Die Bf. wendet sich mit ihrem Vorbringen auch gegen den Hinweis in der Anlage 2 des angefochtenen Bescheides mit dem oben angeführten Wortlaut, demzufolge das Versandverfahren erst nach dem Erhalt der Nachricht "Freigabe vom Versand" beendet ist.

Das Zollamt Wien hat damit entsprechend den ihm gemäß § 28 ZollR-DG iVm Artikel 407 Abs. 2 ZK-DVO eingeräumten Befugnissen Regelungen darüber festgelegt, ab wann die Bf. über die Waren verfügen kann und (für die Zwecke dieser Bewilligung) die Beendigung des Versandverfahrens mit dem Erhalt der erwähnten Nachricht definiert. Da diese Formulierung im angefochtenen Bescheid missverstanden werden kann, wird der Text dieses Hinweises zur Klarstellung wie im Spruch geändert.

Der Unabhängige Finanzsenat hat auch die Frage geprüft, ob der angefochtene Bescheid im Widerspruch zur oben erwähnten ASV-Bewilligung der deutschen Zollverwaltung steht.

Dazu ist zunächst daran zu erinnern, dass das Begehren der Bf., über die Waren bereits ab dem Zeitpunkt der Nachricht "Entladeerlaubnis" verfügen zu dürfen, im Ergebnis darauf hinausläuft, die Verfügbarkeit über die Waren sogar bereits vor der Anschreibung zu bewilligen, was jedoch - wie oben ausgeführt - keinesfalls in Betracht kommt.

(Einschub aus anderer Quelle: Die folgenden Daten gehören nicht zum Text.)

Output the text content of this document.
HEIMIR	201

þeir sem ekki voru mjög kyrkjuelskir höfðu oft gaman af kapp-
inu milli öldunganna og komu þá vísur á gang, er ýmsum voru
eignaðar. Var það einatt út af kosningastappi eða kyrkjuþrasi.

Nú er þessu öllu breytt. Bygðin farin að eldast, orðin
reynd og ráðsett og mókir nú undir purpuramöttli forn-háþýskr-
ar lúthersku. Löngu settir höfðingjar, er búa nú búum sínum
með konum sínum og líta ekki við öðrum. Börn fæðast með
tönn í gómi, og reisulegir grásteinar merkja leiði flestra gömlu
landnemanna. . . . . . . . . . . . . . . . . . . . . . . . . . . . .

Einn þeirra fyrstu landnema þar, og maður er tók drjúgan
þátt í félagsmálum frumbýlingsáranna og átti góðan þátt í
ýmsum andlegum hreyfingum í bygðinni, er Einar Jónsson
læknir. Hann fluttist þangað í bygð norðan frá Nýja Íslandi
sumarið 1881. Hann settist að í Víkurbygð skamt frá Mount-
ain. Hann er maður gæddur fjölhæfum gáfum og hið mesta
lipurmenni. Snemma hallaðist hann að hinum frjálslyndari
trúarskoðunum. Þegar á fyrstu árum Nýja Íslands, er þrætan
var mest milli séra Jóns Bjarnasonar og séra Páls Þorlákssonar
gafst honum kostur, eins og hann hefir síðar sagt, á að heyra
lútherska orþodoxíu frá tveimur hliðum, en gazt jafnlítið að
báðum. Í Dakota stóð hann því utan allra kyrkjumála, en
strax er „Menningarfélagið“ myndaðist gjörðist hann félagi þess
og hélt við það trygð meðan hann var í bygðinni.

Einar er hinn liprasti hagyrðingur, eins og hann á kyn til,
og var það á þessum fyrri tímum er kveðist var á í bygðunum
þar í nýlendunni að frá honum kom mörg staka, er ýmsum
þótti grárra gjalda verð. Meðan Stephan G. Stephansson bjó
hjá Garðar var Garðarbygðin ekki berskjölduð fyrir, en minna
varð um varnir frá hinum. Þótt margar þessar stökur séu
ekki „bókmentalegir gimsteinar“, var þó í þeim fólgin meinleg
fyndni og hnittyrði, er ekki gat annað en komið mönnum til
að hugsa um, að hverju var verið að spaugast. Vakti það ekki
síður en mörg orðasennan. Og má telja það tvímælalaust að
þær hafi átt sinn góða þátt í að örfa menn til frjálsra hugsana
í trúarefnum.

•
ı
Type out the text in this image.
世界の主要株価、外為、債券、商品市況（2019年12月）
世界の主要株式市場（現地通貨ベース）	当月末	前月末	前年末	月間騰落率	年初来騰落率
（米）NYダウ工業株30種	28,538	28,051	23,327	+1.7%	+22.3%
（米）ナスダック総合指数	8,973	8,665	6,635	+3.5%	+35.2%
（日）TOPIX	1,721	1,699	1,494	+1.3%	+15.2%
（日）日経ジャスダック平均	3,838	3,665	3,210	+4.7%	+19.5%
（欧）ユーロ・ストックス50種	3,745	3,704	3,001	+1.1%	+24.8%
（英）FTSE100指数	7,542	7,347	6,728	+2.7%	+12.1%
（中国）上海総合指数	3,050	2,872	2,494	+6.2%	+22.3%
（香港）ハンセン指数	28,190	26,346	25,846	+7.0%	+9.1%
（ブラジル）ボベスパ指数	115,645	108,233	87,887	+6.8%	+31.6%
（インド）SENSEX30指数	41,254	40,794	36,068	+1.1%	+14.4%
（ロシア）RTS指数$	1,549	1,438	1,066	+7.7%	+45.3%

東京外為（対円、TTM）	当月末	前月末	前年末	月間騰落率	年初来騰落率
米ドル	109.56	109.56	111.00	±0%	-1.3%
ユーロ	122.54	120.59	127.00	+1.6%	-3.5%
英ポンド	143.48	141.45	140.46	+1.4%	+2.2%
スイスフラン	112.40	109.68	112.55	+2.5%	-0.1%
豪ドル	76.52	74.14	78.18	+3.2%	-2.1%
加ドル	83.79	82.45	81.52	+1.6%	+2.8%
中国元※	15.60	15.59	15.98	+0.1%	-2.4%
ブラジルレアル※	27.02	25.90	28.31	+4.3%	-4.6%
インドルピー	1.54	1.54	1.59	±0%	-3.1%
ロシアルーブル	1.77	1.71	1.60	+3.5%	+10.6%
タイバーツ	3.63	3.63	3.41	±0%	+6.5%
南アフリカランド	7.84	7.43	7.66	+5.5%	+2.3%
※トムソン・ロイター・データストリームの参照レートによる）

Die vorliegende ASV-Bewilligung ist daher alleine deshalb als Grundlage für eine Stattgabe des Beschwerdebegehrens ungeeignet, weil sich ihr Regelungsinhalt hinsichtlich der Überlassung nicht zwingend auf den Zeitraum zwischen dem Erhalt der genannten Nachricht und der Anschreibung (die allenfalls bis zu 20 Tage nach Gestellung erfolgen kann) bezieht.

Darüber hinaus wird auf die Bestimmungen in Punkt 15 der ASV-Bewilligung hingewiesen, wonach die angeschriebenen Waren jeweils mit der Anschreibung als überlassen gelten, es sei denn, wenn die Waren im einzelnen Fall von der Abfertigungsstelle überlassen werden."

Das die Bewilligung gemäß Artikel 76 ZK erteilende Zollamt DE hat damit den im Punkt 7 der Bewilligung näher bezeichneten Abfertigungsstellen das Recht eingeräumt, selbst über die Überlassung zu entscheiden. Die Bewilligungserteilung in der angefochtenen Form kann daher auch dahingehend verstanden werden, dass das Zollamt Wien als ein in der erwähnten Bewilligung ausdrücklich genanntes Zollamt von diesem Recht Gebrauch gemacht hat.

Die strittige Auflage erfolgte daher auch aus dieser Sicht zu Recht.

Es war daher wie im Spruch zu entscheiden.